I have never read of this problem in variable naming. When will such an ugly situation be most likely to occur? And what do they mean by saying that the compiler may assume that they are not the same variable?

Was it helpful?

Solution

Names should be unique in their first 31 characters

§5.2.4.1 Translation limits of the C11 standard says

The implementation shall be able to translate and execute at least one program that contains at least one instance of every one of the following limits:18)

— 31 significant initial characters in an external identifier (each universal character name specifying a short identifier of 0000FFFF or less is considered 6 characters, each 18) Implementations should avoid imposing fixed translation limits whenever possible.
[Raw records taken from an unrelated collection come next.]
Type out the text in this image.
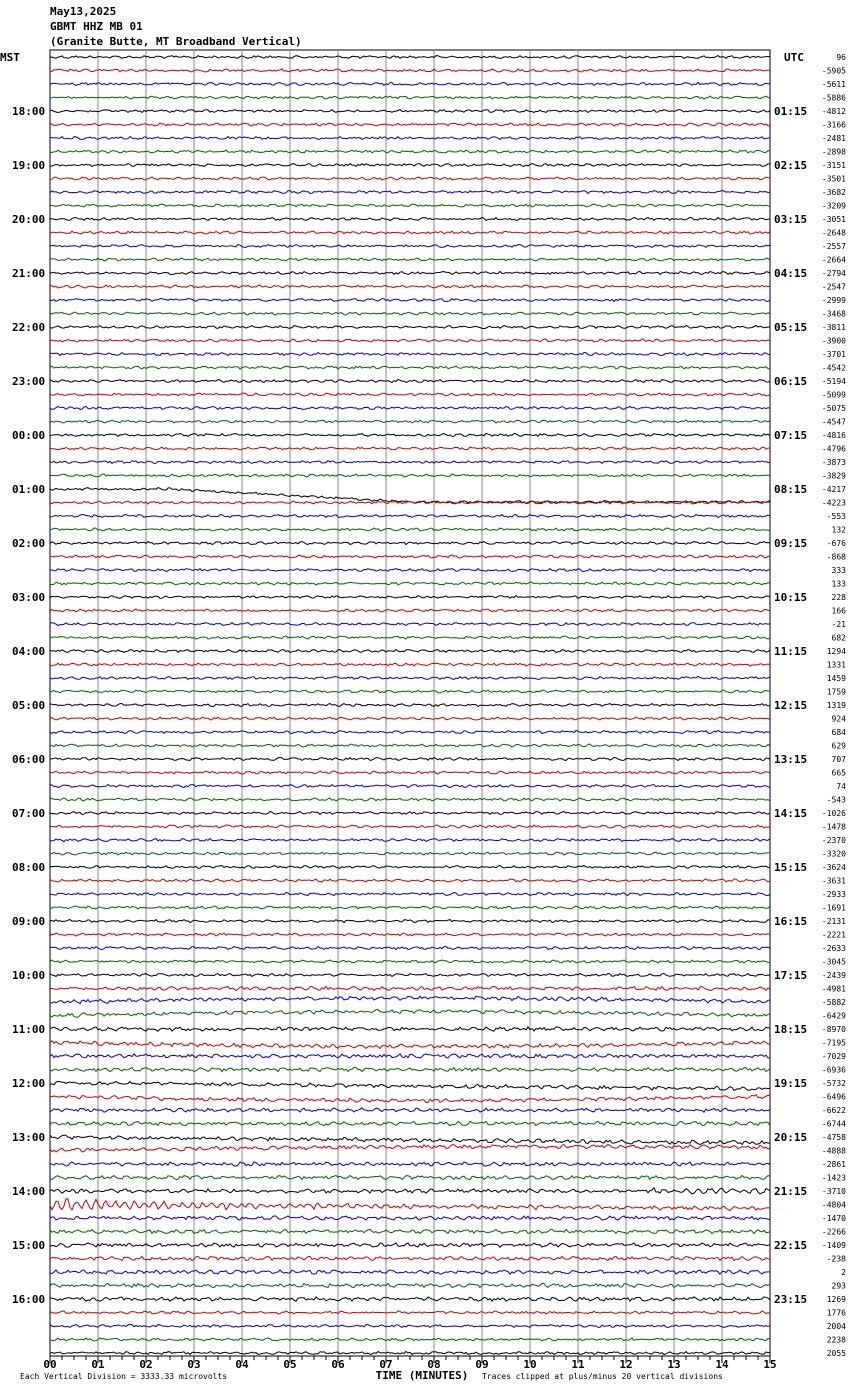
May13,2025
GBMT HHZ MB 01
(Granite Butte, MT Broadband Vertical)
96
-5905
-5611
-5886
-4812
-3166
-2481
-2898
-3151
-3501
-3682
-3209
-3051
-2648
-2557
-2664
-2794
-2547
-2999
-3468
-3811
-3900
-3701
-4542
-5194
-5099
-5075
-4547
-4816
-4796
-3873
-3829
-4217
-4223
-553
132
-676
-868
333
133
228
166
-21
682
1294
1331
1459
1759
1319
924
684
629
707
665
74
-543
-1026
-1478
-2370
-3320
-3624
-3631
-2933
-1691
-2131
-2221
-2633
-3045
-2439
-4981
-5882
-6429
-8970
-7195
-7029
-6936
-5732
-6496
-6622
-6744
-4758
-4888
-2861
-1423
-3710
-4804
-1470
-2266
-1409
-238
2
293
1269
1776
2004
2238
2055
MST	UTC
18:00
19:00
20:00
21:00
22:00
23:00
00:00
01:00
02:00
03:00
04:00
05:00
06:00
07:00
08:00
09:00
10:00
11:00
12:00
13:00
14:00
15:00
16:00
01:15
02:15
03:15
04:15
05:15
06:15
07:15
08:15
09:15
10:15
11:15
12:15
13:15
14:15
15:15
16:15
17:15
18:15
19:15
20:15
21:15
22:15
23:15
00	01	02	03	04	05	06	07	08	09	10	11	12	13	14	15
TIME (MINUTES)
Each Vertical Division = 3333.33 microvolts	Traces clipped at plus/minus 20 vertical divisions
The same limit applies for C99 so your example names should be uniquely identified by any standards-compliant compiler from the last 10+ years.

OTHER TIPS

The C (from 1999) standard says in 5.2.4.1 Translation limits:

The implementation shall be able to translate and execute at least one program that contains at least one instance of every one of the following limits:
— 31 significant initial characters in an external identifier ...

And then in 6.4.2 Identifiers / 6.4.2.1 General:

As discussed in 5.2.4.1, an implementation may limit the number of significant initial characters in an identifier; ...

Any identifiers that differ in a significant character are different identifiers. If two identifiers differ only in nonsignificant characters, the behavior is undefined.

So, forgiveme and forgivemenot being considered the same if there are less than 10 significant characters supported is a nice undefined behavior.

31 is what used to be 6 in the C standard from 1989 (AKA ANSI C).

There was a time, a very long time ago, when the maximum length of a symbol was eight characters. You could use a symbol longer than eight, but only the first eight were significant.

That time passed somewhere in the '80s.

There was a time, and there were (are) compilers that limit the length of a variable name. If, for example, the compiler in question only allows 8 character variable names, then in fact this would be a problem as both forgiveme and forgivemenot would be the same variable forgivem

However, most modern compilers this is a non-issue. If you are working with an arcane compiler, or a small embedded systems compiler that has issues with variable name length, then this could be a problem.